The stable pNPC-1 primary NPC cells with the lentiviral YME1L shRNA (“kdYME1L”), the lentiviral CRISPR-YME1L-KO construct (koYME1L), or the lentiviral scramble control shRNA plus the lentiviral CRISPR-KO control treatment (“ctrl”), the lentiviral YME1L-expressing construct (oeYME1L-slc1 and oeYME1L-slc2, two stable selections) or the vector (“vec”) were cultivated for 12 h, expression of listed proteins was tested (A and B). kdYME1L pNPC-1 cells were further stably transduced with a S473D constitutively-active mutant Akt1 (caAkt1) or the empty vector (“Vec”), expression of listed proteins was shown (C). These cells were further cultivated for designated hours, cell proliferation, migration and apoptosis were examined via EdU-nuclei staining (D), “Transwell” (E) and TUNEL-nuclei (F) assays, respectively. The numerical values were mean ± standard deviation (SD, n = 5). * P < 0.05 vs. “pare”/“vec” cells (A and B). ^# P < 0.05 (C–F). “N. S.” stands for non-statistical difference (P > 0.05).Experiments in this figure were repeated five times, and each time similar results obtained. Scale bar = 100 μm.

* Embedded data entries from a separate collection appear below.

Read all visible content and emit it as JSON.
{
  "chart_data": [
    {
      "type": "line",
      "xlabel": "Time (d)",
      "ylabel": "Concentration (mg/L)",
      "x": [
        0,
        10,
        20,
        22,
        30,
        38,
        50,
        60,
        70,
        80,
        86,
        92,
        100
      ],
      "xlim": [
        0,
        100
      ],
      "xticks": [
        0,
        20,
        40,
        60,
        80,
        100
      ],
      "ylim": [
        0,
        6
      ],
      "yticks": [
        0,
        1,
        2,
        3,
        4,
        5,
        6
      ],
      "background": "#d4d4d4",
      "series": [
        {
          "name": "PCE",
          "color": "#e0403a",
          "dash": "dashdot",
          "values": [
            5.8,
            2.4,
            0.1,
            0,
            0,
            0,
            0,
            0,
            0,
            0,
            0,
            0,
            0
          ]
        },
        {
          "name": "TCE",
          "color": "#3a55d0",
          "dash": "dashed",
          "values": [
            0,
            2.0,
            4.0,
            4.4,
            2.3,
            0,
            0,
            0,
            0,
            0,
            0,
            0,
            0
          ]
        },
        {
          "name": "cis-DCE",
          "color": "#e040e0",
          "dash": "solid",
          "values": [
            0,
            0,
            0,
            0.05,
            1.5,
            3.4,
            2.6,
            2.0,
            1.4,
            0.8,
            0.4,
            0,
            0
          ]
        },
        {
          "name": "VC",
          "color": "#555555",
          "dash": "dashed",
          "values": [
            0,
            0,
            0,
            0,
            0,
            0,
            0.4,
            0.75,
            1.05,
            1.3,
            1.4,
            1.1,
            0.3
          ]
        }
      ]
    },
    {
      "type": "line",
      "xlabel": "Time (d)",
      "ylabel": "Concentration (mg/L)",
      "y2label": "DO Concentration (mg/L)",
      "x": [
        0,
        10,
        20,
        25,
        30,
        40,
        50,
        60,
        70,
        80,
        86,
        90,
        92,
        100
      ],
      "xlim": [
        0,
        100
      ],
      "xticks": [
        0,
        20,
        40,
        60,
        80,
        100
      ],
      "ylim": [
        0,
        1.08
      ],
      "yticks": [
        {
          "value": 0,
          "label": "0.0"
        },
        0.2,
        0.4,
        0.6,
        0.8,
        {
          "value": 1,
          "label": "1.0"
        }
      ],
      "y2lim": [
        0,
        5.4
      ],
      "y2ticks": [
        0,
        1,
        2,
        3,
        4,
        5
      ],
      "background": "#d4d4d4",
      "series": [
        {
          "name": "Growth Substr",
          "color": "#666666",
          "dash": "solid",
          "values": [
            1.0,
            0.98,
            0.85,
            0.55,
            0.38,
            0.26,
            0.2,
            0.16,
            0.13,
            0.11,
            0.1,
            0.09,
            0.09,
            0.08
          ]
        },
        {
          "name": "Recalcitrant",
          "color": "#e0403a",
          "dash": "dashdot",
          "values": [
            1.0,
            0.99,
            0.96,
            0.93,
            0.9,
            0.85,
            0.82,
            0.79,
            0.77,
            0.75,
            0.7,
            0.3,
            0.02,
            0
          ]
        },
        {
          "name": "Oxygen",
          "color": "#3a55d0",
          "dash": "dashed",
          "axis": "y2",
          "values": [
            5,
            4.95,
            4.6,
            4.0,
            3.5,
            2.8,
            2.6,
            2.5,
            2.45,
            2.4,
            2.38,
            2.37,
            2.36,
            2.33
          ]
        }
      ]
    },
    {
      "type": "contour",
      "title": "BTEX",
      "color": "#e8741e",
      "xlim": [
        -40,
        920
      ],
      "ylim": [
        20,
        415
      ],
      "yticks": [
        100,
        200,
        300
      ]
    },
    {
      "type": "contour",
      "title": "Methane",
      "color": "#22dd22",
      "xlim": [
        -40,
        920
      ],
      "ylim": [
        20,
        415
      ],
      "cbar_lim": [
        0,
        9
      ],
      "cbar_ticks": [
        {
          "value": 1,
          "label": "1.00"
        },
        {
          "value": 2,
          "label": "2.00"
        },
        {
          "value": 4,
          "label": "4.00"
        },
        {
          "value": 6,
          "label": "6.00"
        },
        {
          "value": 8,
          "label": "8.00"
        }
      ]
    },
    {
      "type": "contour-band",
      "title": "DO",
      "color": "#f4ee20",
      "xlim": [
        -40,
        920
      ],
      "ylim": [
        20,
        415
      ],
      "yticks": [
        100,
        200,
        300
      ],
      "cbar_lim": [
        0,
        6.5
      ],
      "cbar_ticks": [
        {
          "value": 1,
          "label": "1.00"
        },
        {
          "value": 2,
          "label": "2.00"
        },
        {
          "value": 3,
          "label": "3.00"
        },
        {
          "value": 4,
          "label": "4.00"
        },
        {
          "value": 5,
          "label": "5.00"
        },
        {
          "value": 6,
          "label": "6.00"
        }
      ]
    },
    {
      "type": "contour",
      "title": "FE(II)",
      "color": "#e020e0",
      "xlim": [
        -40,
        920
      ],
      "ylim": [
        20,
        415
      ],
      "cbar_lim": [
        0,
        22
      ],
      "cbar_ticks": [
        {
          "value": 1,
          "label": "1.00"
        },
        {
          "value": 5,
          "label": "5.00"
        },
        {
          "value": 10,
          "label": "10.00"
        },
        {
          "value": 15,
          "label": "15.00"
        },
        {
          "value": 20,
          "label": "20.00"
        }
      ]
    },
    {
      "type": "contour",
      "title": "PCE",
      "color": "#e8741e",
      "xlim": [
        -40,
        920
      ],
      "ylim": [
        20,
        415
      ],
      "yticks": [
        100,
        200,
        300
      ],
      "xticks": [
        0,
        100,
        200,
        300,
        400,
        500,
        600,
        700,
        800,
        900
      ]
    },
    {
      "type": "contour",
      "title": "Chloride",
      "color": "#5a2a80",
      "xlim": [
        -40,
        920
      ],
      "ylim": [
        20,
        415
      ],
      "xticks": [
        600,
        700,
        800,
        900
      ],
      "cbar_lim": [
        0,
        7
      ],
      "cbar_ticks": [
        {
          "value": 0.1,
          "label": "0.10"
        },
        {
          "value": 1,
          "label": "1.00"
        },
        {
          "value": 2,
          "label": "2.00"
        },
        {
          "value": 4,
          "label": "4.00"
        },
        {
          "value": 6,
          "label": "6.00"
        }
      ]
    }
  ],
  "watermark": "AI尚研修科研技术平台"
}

Fig. 7. YME1L silencing impedes NPC xenograft growth in nude mice.

The pNPC-1 xenograft-bearing nude mice were subject to intratumoral injection of the described virus, tumor volumes (in mm³, A) and the animal weights (in G, D) were recorded every six days. The estimated daily pNPC-1 xenograft growth, in mm³ per day, was also shown (B). All pNPC-1 xenografts were isolated at Day-42 and weighted (C). Expression of YME1L mRNA and listed proteins in the described pNPC-1 xenograft tissues was tested (E–G, L, M and O). The mitochondrial complex-1 activity (H), ATP contents (I), GSH/GSSG ratio (J), TBAR activity (K) and Caspase-3 activity (N) in tissue lysates were examined as well. The pNPC-1 xenograft sections were also subject to fluorescence detection of TUNEL-positive nuclei (P). The data were presented as mean ± standard deviation (SD). In A–D, ten mice were in each group (n = 10). For E–P, five random tissue pieces in each xenograft were tested (n = 5). *P < 0.05 vs. “AAV-shC” group. Scale bar = 100 μm.

Fig. 8. Overexpressed YME1L promotes NPC cell growth possibly by maintaining mitochondrial hyper-function and promoting Akt-mTOR activation.

The proposed signaling cartoon of the study.